En 41 minutos de juego impecable por parte del murciano ante un errático germano, el score no tardó en inclinarse para su lado, hasta lograr un quiebre en el sexto game y llevarse la primera etapa. Fue evidente que Sasha no era ese gigante arrollador de partidos anteriores, ni con su saque y derecha demoledores, ni con su lenguaje corporal, que lo mostraba desorientado y falto de confianza. Eso bastó para que Carlitos, sin tener que hacer nada extraordinario, se llevara el set por 6-3.

VUELVE ZVEREV

Si bien el repunte de Sasha fue evidente desde el comienzo de la segunda etapa, también hay que decir que el bajón del murciano fue evidente, tanto en sus errores no forzados, como en la eficacia de su servicio, que cedió en dos oportunidades, sumando inéditas cinco doble faltas. Sin desmerecer el evidente en el juego del alemán, que con renovada confianza se llevó el parcial por 6-2.

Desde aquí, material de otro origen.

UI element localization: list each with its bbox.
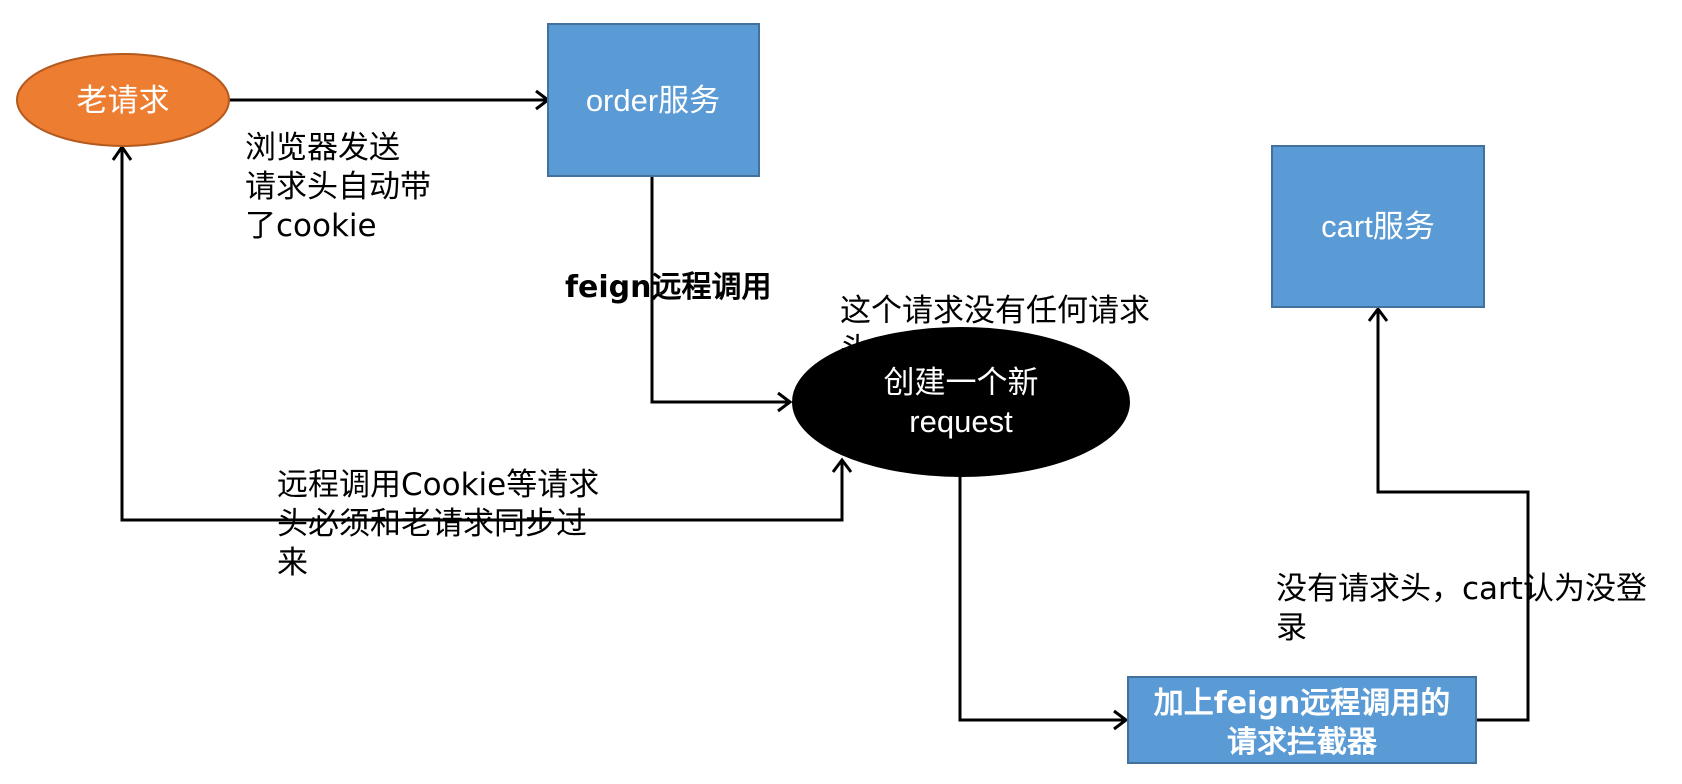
- interceptor-box: [1127, 676, 1477, 764]
- new-request-overlap: [793, 328, 1129, 476]
- edges: [111, 89, 1530, 731]
- edge-old-request-arrowhead: [111, 144, 133, 161]
- browser-note-line-2: 请求头自动带: [245, 169, 431, 205]
- old-request-ellipse: [16, 53, 230, 147]
- order-service-box: [547, 23, 760, 177]
- node-interceptor: 加上feign远程调用的 请求拦截器: [1127, 676, 1477, 764]
- browser-note-line-3: 了cookie: [245, 208, 377, 244]
- interceptor-label-line-1: 加上feign远程调用的: [1154, 686, 1451, 721]
- annotation-feign-call: feign远程调用: [565, 270, 772, 305]
- order-service-label: order服务: [586, 83, 720, 118]
- annotation-sync-note: 远程调用Cookie等请求 头必须和老请求同步过 来: [277, 467, 599, 581]
- new-request-overlap-line-2: request: [909, 404, 1013, 439]
- sync-note-line-2: 头必须和老请求同步过: [277, 506, 587, 542]
- edge-old-to-new-request: [120, 146, 853, 522]
- no-header-note-line-1: 这个请求没有任何请求: [840, 293, 1150, 329]
- edge-new-request-to-interceptor: [958, 476, 1129, 731]
- sync-note-line-3: 来: [277, 545, 308, 581]
- cart-note-line-1: 没有请求头，cart认为没登: [1276, 571, 1647, 607]
- annotation-browser-note: 浏览器发送 请求头自动带 了cookie: [245, 130, 431, 244]
- interceptor-label-line-2: 请求拦截器: [1227, 725, 1378, 760]
- edge-order-to-new-request: [650, 176, 793, 413]
- new-request-overlap-line-1: 创建一个新: [884, 365, 1039, 400]
- node-cart-service: cart服务: [1271, 145, 1485, 308]
- edge-old-to-order: [228, 89, 551, 111]
- node-order-service: order服务: [547, 23, 760, 177]
- cart-service-box: [1271, 145, 1485, 308]
- sync-note-line-1: 远程调用Cookie等请求: [277, 467, 599, 503]
- edge-interceptor-to-cart: [1367, 306, 1530, 722]
- old-request-label: 老请求: [77, 83, 170, 118]
- node-old-request: 老请求: [16, 53, 230, 147]
- browser-note-line-1: 浏览器发送: [245, 130, 400, 166]
- cart-note-line-2: 录: [1276, 610, 1307, 646]
- annotation-cart-note: 没有请求头，cart认为没登 录: [1276, 571, 1647, 646]
- cart-service-label: cart服务: [1321, 209, 1435, 244]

Cuando parecía que el partido tomaba rumbo a Murcia, con 5-2 a favor de Alcaraz, surgió la fuerza y determinación del germano, que ganando cinco juegos seguidos, se llevo la etapa con un 7-5 a su favor. Los 14 errores no forzados del español, contra los cuatro de Zverev, junto a las cinco doble faltas del primero, dieron lugar a este inesperado resultado que dejó al alemán con un set de ventaja.

DE IDA Y VUELTA

Si hubiera que calificar este partido con una palabra, podríamos decir que fue una verdadera montaña rusa, porque al increíble repunte de Zverev en el tercer set, se sumó el de Alcaraz en el cuarto, donde el español tomó una ventaja de 4-0 para terminar ganando la etapa por 6-1, pese a tener que ser atendido por el kinesiólogo en cada cambio de lado.

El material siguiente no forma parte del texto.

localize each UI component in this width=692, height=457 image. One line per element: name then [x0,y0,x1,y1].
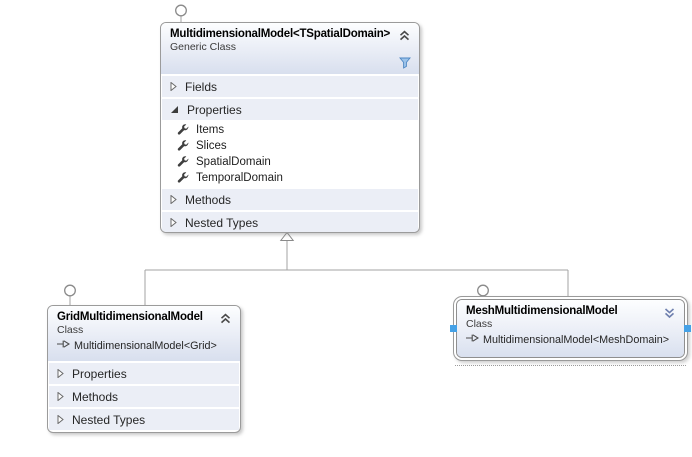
expander-collapsed-icon[interactable] [170,81,177,92]
member-item[interactable]: Slices [161,138,419,154]
property-member-list: Items Slices SpatialDomain TemporalDomai… [161,120,419,187]
compartment-fields[interactable]: Fields [162,76,418,97]
compartment-label: Methods [185,192,232,207]
expander-collapsed-icon[interactable] [57,368,64,379]
selection-adorner: MeshMultidimensionalModel Class Multidim… [450,296,691,366]
expander-collapsed-icon[interactable] [170,194,177,205]
connection-point-circle [64,284,76,297]
inheritance-triangle-arrowhead [279,231,295,241]
compartment-label: Fields [185,79,218,94]
connection-point-circle [175,4,187,17]
compartment-methods[interactable]: Methods [162,189,418,210]
wrench-property-icon [177,139,190,153]
class-title: MultidimensionalModel<TSpatialDomain> [170,28,391,40]
member-item[interactable]: TemporalDomain [161,170,419,186]
class-stereotype: Generic Class [170,41,236,53]
class-node-meshmultidimensionalmodel[interactable]: MeshMultidimensionalModel Class Multidim… [456,299,685,358]
wrench-property-icon [177,155,190,169]
base-type-row: MultidimensionalModel<Grid> [57,339,232,352]
compartment-nested-types[interactable]: Nested Types [49,409,239,430]
expander-collapsed-icon[interactable] [57,391,64,402]
inherits-arrow-icon [57,339,71,352]
compartment-label: Properties [187,102,242,117]
chevron-double-up-icon[interactable] [398,30,411,42]
compartment-label: Methods [72,389,119,404]
member-item[interactable]: Items [161,122,419,138]
member-label: SpatialDomain [196,156,271,168]
class-stereotype: Class [57,324,84,336]
member-label: Slices [196,140,227,152]
connection-point-circle [477,284,489,297]
wrench-property-icon [177,171,190,185]
class-header[interactable]: MultidimensionalModel<TSpatialDomain> Ge… [161,23,419,74]
compartment-properties[interactable]: Properties [49,363,239,384]
filter-icon[interactable] [399,57,411,69]
member-label: Items [196,124,225,136]
base-type-row: MultidimensionalModel<MeshDomain> [466,333,676,346]
inherits-arrow-icon [466,333,480,346]
class-stereotype: Class [466,318,493,330]
selection-dotted-edge [455,365,686,366]
expander-collapsed-icon[interactable] [57,414,64,425]
class-title: MeshMultidimensionalModel [466,305,618,317]
chevron-double-down-icon[interactable] [663,307,676,319]
member-item[interactable]: SpatialDomain [161,154,419,170]
base-type-label: MultidimensionalModel<MeshDomain> [483,333,670,346]
compartment-properties[interactable]: Properties [162,99,418,120]
class-title: GridMultidimensionalModel [57,311,203,323]
wrench-property-icon [177,123,190,137]
class-node-multidimensionalmodel[interactable]: MultidimensionalModel<TSpatialDomain> Ge… [160,22,420,233]
compartment-methods[interactable]: Methods [49,386,239,407]
selection-resize-handle[interactable] [684,325,691,332]
compartment-label: Nested Types [185,215,259,230]
compartment-label: Nested Types [72,412,146,427]
class-header[interactable]: MeshMultidimensionalModel Class Multidim… [457,300,684,357]
chevron-double-up-icon[interactable] [219,313,232,325]
class-header[interactable]: GridMultidimensionalModel Class Multidim… [48,306,240,361]
expander-expanded-icon[interactable] [170,105,179,114]
expander-collapsed-icon[interactable] [170,217,177,228]
member-label: TemporalDomain [196,172,283,184]
compartment-label: Properties [72,366,127,381]
selection-resize-handle[interactable] [450,325,457,332]
class-node-gridmultidimensionalmodel[interactable]: GridMultidimensionalModel Class Multidim… [47,305,241,433]
compartment-nested-types[interactable]: Nested Types [162,212,418,232]
base-type-label: MultidimensionalModel<Grid> [74,339,217,352]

Así se llegó a la definición que el público, ansioso de ver más tenis, esperaba.

Con un quiebre de entrada, Alcaraz tomó una pronta ventaja de 3-1, que se amplió a 5-2 con un nuevo quiebre en el séptimo game, que lo dejó a las puertas de la gloria. Aunque no sin antes caminar por la cornisa, para salvar cuatro puntos de quiebre en el sexto game.

La fortaleza mental y física, admirable para un joven de 21 años, le permitió a este fenómeno llamado Carlos Alcaraz, ganar la etapa por 6-2 y el partido, luego de 4 horas y 19 minutos de lucha sin cuartel, ante un rival que nunca se dio por vendido y luchó hasta el último punto como si en ello le fuera la vida.